Ropka pointed to several messaging points that must be conveyed, including the message that the processes that underscore the biosimilar testing and approval process are not only stringent, but scientifically sound and informed by long-term experience in the rest of the world, particularly in Europe.
“Physicians need to know that the biosimilars target the same receptors and latch onto the receptors with the same strength. They should also know that immogenicity is part of the testing process---since immunogenicity is such a significant concern," she added.
Even as payers, patients and ultimately physicians adopt biosimilars, patent challenges can impede launch timelines. Janssen maintains that its patent is valid through September 2018 and that Celltrion cannot launch Inflectra until that date. However, last February, the US. Patent and Trade Office (USPTO) rejected Janssen’s patent.
In response to the USPTO’s decision, Janssen issued a statement vowing to “continue to defend its intellectual property rights, and if necessary…pursue all available appeals.” However, according to Hristina Ivanova, Associate Analyst at DRG, “We expect that Janssen's appeal will be rejected. On this basis, we anticipate that Inflectra will launch this year.”
According to Liang, however, patent disputes are part of the process. Litigation was anticipated both in the development of the generics pathway as well as that of biosimilars via the BPCIA,” he explained.
“While there is litigation ongoing, there are various mechanisms both within the BPCIA itself, and through other means, that will facilitate marketplace entry of these important medications. While it is anticipated branded drug companies will work to protect their products, education of stakeholders about biosimilars has largely been well-accepted and provided support for biosimilar momentum.”
This entire conversation ultimately comes back to patients who need biologics to treat debilitating, painful, life-threatening immunologic, inflammatory conditions, as well as certain cancers.

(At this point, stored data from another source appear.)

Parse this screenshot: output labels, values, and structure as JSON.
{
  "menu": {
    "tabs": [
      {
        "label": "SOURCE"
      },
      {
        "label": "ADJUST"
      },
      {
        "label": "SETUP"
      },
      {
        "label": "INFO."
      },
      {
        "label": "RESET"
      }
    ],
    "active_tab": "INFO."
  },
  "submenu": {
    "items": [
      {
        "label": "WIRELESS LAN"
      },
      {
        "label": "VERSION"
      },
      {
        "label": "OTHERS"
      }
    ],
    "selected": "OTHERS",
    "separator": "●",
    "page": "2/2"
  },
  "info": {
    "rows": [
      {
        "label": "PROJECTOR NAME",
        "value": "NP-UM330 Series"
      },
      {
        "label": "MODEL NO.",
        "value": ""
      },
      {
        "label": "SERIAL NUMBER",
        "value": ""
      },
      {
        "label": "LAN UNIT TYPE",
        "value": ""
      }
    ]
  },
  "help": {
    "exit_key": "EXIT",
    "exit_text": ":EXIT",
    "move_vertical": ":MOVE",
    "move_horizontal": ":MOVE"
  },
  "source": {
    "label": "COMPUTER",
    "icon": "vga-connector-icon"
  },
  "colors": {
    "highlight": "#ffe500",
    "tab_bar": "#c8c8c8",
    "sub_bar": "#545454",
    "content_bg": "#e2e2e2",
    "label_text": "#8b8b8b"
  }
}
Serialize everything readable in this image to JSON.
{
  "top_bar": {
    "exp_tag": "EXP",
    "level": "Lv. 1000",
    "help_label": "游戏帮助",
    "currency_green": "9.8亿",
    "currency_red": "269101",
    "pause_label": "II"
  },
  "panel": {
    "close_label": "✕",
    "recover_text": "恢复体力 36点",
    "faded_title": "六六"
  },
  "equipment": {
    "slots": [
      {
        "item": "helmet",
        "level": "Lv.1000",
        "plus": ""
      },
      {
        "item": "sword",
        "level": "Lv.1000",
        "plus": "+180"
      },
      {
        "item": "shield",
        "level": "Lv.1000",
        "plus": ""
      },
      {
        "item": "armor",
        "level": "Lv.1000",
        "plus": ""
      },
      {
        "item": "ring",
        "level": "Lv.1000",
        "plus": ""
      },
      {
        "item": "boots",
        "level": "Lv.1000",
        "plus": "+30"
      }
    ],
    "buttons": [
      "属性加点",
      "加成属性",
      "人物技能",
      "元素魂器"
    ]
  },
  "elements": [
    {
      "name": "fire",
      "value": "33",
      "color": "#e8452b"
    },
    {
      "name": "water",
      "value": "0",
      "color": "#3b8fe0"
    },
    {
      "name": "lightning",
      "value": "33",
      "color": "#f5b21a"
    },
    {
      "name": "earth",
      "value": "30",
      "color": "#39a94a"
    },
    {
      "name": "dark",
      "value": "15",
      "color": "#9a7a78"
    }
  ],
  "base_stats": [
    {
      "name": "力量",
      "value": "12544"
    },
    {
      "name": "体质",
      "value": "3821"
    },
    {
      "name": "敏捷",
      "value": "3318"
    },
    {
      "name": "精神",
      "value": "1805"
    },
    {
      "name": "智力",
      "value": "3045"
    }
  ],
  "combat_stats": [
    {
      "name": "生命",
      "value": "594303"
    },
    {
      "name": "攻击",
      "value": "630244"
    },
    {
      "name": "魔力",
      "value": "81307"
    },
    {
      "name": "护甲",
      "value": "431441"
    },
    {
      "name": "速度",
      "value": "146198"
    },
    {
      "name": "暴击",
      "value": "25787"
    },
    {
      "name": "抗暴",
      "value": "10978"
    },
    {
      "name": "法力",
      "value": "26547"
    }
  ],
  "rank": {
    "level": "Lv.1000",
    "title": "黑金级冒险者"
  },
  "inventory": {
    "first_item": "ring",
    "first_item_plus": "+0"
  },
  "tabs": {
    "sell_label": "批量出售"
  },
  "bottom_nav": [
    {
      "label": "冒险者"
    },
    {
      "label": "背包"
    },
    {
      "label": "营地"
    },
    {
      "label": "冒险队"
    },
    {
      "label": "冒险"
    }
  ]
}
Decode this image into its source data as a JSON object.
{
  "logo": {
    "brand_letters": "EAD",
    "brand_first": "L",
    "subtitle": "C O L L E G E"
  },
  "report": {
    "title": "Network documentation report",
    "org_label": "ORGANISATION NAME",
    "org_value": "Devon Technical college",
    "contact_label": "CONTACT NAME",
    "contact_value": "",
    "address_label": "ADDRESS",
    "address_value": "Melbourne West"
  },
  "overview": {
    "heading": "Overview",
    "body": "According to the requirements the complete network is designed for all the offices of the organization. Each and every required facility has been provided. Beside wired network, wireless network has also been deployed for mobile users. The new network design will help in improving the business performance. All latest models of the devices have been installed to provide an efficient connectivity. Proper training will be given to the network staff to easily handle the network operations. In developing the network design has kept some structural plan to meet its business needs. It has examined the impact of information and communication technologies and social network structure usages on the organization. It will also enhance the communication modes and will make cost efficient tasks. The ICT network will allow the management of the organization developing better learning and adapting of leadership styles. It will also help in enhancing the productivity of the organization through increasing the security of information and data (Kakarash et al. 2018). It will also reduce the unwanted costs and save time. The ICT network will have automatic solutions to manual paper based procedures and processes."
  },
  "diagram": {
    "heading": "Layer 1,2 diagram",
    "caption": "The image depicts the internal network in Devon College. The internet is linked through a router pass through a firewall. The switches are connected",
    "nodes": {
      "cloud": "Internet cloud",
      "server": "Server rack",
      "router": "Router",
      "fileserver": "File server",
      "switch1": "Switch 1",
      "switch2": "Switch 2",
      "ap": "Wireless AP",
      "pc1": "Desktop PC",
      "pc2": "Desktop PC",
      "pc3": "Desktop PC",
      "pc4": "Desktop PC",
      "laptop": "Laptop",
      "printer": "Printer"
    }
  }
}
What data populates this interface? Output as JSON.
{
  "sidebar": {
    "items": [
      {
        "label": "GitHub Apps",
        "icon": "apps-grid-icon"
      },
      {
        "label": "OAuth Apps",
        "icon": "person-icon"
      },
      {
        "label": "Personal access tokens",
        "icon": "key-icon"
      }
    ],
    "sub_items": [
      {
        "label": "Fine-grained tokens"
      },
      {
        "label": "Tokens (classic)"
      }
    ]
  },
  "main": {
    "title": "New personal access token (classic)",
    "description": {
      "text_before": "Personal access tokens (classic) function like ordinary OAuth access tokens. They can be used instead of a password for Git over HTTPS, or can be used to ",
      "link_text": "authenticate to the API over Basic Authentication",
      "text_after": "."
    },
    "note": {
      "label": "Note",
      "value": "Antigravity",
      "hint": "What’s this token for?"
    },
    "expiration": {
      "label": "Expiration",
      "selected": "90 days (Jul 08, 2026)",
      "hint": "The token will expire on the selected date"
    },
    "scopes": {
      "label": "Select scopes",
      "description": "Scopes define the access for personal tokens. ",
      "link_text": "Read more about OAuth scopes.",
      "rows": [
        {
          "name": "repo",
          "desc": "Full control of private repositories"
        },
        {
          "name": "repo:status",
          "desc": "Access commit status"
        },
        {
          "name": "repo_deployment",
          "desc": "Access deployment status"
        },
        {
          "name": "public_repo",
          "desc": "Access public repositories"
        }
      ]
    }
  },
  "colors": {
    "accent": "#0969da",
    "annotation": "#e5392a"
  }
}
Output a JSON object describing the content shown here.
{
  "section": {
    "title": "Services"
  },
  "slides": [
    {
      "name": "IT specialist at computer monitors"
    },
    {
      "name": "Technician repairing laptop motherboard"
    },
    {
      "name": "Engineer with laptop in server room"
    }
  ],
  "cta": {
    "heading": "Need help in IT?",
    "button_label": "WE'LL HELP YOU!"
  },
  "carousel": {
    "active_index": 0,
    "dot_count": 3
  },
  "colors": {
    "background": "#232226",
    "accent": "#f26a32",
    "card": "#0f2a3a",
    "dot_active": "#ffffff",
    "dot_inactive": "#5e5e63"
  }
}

Large-scale adoption happens in waves, and adoption of biosimilars is no exception. As physicians gain better understanding of and more experience with biosimilars, attitudes will change---especially with the pressure brought to bear from payers and patients whose ability to access a biologic treatment is price driven.
Although the development of a robust biosimilars industry in the US may unfold differently than it did in Europe, Liang looks to that market as an example of how biosimilars can significantly increase access.
He said, “Perhaps most notable, is the increased patient access that Europe has experienced. For example, since biosimilar filgrastim was introduced to the UK, the number of patients who have been able to receive this drug has doubled. It is hoped that the ability for biosimilars to increase patient access as seen in the EU can translate to policies within the US to enable similar access for US-based patients, as well.”